4th-century BC wrestler and tyrant of Pellene

Chaeron (Χαίρων) was a wrestler and tyrant from Pellene, ancient Achaea.

Chaeron won at the Isthmian Games, possibly twice, and four times at the Ancient Olympic Games, between 356 BC and 344 BC. Alexander the Great made him tyrant of Pellene. It is said that the people of Pellene refused to even mention Chaeron by his name. He may be the same person as Chaeron of Megalopolis.
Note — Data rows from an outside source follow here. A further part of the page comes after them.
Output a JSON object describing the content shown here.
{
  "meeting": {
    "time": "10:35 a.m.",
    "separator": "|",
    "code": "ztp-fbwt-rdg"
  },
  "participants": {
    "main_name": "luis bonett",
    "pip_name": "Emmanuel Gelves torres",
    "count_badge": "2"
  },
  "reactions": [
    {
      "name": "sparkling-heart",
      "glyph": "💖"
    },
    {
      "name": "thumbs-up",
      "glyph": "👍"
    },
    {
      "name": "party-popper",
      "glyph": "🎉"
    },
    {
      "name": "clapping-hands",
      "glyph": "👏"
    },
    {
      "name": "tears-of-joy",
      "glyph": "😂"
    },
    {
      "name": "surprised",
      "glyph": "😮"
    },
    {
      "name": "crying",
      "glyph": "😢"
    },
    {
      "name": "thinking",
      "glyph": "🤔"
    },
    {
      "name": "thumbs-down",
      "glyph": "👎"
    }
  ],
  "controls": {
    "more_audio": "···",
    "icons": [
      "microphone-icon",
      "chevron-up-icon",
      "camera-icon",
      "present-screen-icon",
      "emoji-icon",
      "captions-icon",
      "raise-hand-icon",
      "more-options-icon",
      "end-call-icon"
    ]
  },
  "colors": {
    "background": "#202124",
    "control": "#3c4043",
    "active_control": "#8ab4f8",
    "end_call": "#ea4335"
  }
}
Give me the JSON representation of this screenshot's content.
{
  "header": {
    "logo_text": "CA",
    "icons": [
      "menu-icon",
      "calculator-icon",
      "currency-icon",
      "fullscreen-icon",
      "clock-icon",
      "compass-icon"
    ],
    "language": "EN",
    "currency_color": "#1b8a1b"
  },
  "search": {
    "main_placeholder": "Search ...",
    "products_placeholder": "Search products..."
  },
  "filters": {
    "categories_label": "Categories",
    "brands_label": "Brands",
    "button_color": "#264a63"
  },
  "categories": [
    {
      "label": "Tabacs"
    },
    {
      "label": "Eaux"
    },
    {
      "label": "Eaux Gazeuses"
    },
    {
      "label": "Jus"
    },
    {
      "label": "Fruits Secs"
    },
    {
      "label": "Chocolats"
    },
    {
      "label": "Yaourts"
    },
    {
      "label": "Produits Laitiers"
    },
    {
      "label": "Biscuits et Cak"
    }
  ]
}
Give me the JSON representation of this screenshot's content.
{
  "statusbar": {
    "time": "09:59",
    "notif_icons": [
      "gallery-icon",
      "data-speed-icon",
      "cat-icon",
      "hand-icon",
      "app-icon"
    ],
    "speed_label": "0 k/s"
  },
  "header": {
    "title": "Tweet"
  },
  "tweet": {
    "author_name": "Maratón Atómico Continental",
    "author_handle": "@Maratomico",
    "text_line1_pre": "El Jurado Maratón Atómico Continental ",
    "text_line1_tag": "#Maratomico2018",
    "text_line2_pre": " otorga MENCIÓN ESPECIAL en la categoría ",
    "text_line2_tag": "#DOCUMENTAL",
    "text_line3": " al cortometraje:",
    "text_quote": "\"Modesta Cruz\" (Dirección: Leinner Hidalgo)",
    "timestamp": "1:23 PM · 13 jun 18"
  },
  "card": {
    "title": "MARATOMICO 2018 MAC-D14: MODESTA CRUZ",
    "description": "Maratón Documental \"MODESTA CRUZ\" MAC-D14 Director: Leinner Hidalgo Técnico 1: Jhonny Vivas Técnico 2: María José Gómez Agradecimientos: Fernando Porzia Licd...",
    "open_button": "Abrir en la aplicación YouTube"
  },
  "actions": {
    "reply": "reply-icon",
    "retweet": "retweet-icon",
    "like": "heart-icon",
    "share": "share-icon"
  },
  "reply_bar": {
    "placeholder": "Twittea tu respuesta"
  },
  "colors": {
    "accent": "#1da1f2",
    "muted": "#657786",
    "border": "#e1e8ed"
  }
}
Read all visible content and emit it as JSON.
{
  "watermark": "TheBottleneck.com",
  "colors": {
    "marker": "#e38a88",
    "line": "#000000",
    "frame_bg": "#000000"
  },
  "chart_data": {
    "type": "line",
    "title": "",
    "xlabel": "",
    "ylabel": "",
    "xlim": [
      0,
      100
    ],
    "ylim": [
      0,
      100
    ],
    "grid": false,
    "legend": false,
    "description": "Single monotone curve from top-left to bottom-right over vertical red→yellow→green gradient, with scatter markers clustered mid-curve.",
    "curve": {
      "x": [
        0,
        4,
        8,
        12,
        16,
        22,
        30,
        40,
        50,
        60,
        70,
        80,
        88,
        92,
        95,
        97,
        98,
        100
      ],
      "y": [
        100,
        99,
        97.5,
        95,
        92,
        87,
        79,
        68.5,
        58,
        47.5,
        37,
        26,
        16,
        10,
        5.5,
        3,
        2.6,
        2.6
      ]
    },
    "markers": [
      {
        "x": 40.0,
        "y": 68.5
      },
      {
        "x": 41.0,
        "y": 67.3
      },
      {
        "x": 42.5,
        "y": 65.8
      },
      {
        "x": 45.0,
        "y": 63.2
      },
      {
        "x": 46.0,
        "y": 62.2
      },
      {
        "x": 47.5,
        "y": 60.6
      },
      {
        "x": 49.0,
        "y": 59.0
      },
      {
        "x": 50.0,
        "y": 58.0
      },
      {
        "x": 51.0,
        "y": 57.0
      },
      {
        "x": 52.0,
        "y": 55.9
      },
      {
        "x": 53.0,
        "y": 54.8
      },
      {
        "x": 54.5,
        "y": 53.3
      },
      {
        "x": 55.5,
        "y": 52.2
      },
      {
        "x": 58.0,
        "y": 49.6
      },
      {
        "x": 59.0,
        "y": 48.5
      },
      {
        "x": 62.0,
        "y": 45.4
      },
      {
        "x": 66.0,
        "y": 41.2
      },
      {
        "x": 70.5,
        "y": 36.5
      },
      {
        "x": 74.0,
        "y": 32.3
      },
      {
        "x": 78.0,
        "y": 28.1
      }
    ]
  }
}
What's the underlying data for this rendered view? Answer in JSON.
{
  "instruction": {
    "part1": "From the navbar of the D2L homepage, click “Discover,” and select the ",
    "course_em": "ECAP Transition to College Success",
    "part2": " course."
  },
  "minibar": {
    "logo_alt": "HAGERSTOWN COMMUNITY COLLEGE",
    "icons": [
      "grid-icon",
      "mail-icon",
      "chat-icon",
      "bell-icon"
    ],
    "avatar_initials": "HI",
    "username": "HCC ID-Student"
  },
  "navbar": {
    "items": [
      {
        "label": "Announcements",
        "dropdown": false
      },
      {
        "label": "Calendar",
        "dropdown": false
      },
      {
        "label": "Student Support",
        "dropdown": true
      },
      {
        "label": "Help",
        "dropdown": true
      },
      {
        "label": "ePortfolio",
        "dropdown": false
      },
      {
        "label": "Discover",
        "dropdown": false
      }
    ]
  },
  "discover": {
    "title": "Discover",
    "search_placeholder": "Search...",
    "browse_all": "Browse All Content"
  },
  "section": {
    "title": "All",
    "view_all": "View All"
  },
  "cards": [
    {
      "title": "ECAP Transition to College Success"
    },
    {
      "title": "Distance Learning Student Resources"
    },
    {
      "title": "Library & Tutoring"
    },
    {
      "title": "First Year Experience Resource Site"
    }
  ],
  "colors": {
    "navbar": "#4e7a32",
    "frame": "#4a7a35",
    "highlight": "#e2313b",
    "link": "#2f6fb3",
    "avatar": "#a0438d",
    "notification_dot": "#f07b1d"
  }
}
He was believed to have exiled the aristocrats of Pellene and given their wives and property to their slaves, perhaps because of his study of Plato and Xenocrates.

Athenaeus states
And such now are some of the Academics, who live in a scandalous and infamous manner. For they, having by impious and unnatural means acquired vast wealth by trickery, are at present highly thought of; as Chaeron of Pellene, who was not only a pupil of Plato, but of Xenocrates also. And he too, having usurped the supreme power in his country, and having exercised it with great severity, not only banished the most virtuous men in the city, but also gave the property of the masters to their slaves, and gave their wives also to them, compelling them to receive them as their husbands; having got all these admirable ideas from that excellent Republic and those illegal Laws of Plato.